Chapter Text
Some days he hates it.
Most days, Enjolras can tell you the minute differences between white, silver, cream, ivory, champagne and off-white. But today, the colours bleed together, making a blinding mess that gives him a headache.
There’s no colour up here, nothing to separate the dresses from the carpet. The only contrast comes from the black chairs and the dark suits of the mingling sales staff. Enjolras catches a glimpse of his red tie in one of the full-length mirrors and it’s like a beacon amongst all the white.
It’s excruciating, pressing against his temples, a throb of pain each time he forces a smile at a bride-to-be and he’s forcing the smiles a lot today.
All he wants is to collapse into one of the leather couches. Upstairs is large enough that he could find a nook to stop in, to take several deep breathes. A fitting room, maybe, or the stock room. Except the stock room is just rail upon rail of the same thousand dresses he’s been staring at since nine in the morning, and Enjolras just wants to escape it, just for one selfish moment.
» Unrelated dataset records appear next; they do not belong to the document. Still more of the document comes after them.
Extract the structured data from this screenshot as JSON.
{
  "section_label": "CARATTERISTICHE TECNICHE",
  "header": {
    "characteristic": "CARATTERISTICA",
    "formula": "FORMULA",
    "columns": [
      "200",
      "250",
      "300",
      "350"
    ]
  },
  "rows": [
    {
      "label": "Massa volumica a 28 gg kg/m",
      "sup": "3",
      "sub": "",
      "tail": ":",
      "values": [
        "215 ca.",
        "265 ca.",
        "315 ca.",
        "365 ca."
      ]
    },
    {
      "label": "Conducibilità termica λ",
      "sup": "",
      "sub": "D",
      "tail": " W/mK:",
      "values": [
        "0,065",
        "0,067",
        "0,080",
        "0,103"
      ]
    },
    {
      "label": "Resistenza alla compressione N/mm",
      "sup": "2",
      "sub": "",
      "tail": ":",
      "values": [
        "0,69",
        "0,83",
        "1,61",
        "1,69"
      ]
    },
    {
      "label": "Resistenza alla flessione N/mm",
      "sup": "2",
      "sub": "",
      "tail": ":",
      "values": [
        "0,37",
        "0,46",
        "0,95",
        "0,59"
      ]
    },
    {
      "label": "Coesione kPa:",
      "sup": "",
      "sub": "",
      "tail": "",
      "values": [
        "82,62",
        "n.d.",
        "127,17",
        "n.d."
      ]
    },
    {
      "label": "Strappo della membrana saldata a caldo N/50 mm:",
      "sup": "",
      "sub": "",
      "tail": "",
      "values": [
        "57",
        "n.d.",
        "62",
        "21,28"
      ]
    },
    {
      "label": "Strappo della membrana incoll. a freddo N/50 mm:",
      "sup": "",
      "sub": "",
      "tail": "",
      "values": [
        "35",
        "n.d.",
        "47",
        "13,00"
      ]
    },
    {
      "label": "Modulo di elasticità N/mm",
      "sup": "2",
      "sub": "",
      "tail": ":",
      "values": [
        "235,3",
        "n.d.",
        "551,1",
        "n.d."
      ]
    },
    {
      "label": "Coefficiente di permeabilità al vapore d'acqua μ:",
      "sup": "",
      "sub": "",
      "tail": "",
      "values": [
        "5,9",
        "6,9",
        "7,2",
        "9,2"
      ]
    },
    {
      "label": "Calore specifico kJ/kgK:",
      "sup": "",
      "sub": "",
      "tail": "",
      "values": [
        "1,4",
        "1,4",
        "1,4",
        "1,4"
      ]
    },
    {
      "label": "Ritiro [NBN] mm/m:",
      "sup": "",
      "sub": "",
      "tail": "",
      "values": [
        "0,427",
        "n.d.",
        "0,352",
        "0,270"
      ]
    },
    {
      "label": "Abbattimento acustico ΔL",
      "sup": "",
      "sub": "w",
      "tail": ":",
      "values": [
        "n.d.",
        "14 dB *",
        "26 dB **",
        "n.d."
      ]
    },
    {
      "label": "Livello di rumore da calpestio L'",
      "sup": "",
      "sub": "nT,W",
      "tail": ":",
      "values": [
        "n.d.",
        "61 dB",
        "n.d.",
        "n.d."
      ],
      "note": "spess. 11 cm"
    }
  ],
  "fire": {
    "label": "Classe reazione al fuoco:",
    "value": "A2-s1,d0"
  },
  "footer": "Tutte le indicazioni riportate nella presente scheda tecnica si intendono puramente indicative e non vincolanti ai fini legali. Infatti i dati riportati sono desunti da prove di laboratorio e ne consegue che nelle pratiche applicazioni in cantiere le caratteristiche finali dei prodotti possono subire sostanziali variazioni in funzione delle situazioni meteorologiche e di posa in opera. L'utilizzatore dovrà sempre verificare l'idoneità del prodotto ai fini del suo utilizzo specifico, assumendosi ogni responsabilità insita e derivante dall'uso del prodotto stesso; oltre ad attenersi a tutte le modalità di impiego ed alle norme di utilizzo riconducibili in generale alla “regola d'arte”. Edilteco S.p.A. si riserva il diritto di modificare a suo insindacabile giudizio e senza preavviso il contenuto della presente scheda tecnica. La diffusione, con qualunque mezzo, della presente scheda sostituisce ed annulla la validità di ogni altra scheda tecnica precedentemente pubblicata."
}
Something in Enjolras’s chest constricts, and he thinks instantly of warm mahogany and burgundy carpet, of black waistcoats and floral shirts. His feet move without his consent, leading him straight to the staircase. He passes Combeferre, who makes no move to stop him, who would be the only one to try, and then he’s descending, two at a time.
It’s instantaneous, the way the relief spreads. The tension behind his eyes is loosened by the smell of finely woven wool and a lingering scent of aftershave. He drinks in the reds, the purples, the charcoals and the blues.
“Enjolras,” Jehan says, standing near the suits, and his voice sounds like music. His smile is warm, genuine, a sharp change from upstairs, and Enjolras feels welcome, despite having no purpose here. Jehan pauses, and it feels like he’s looking straight into Enjolras’s soul. “It’s Grantaire’s day off.”
His tone is casual, though knowing, and Enjolras stops looking for someone who isn’t there.
“I don’t know why I’m down here,” he confesses, though it’s not an apology. “I just.”
He stops then, not sure how to explain himself. Jehan seems to understand anyway.
“You just wanted to escape?” He says quietly, then reaches out and presses cool fingers against Enjolras’s temples, massaging. Enjolras, forever tactile, lets him. It’s soothing.
“I get it,” Jehan continues, with a smile, and Enjolras knows he does, remembers when Jehan was the bride’s favourite darling upstairs. “It’s like another world down here. I don’t blame you from wanting to break away from the monotony.”
The small, circling movements of Jehan’s fingers work to relieve his aching head, and slow his breath in a way usually only Combeferre can manage. He’s getting like this more and more regularly, feelings himself growing closer to breaking point. The stress is worse, his tolerance for the blind faith everyone puts in him becoming like a thread pulled too taut. Downstairs helps, the way everything has Grantaire’s lingering presence, the way Jehan seems infinitely happier than he ever did before, and Enjolras knows he spends too much time down here.
He knows that each time, it gets harder to return upstairs.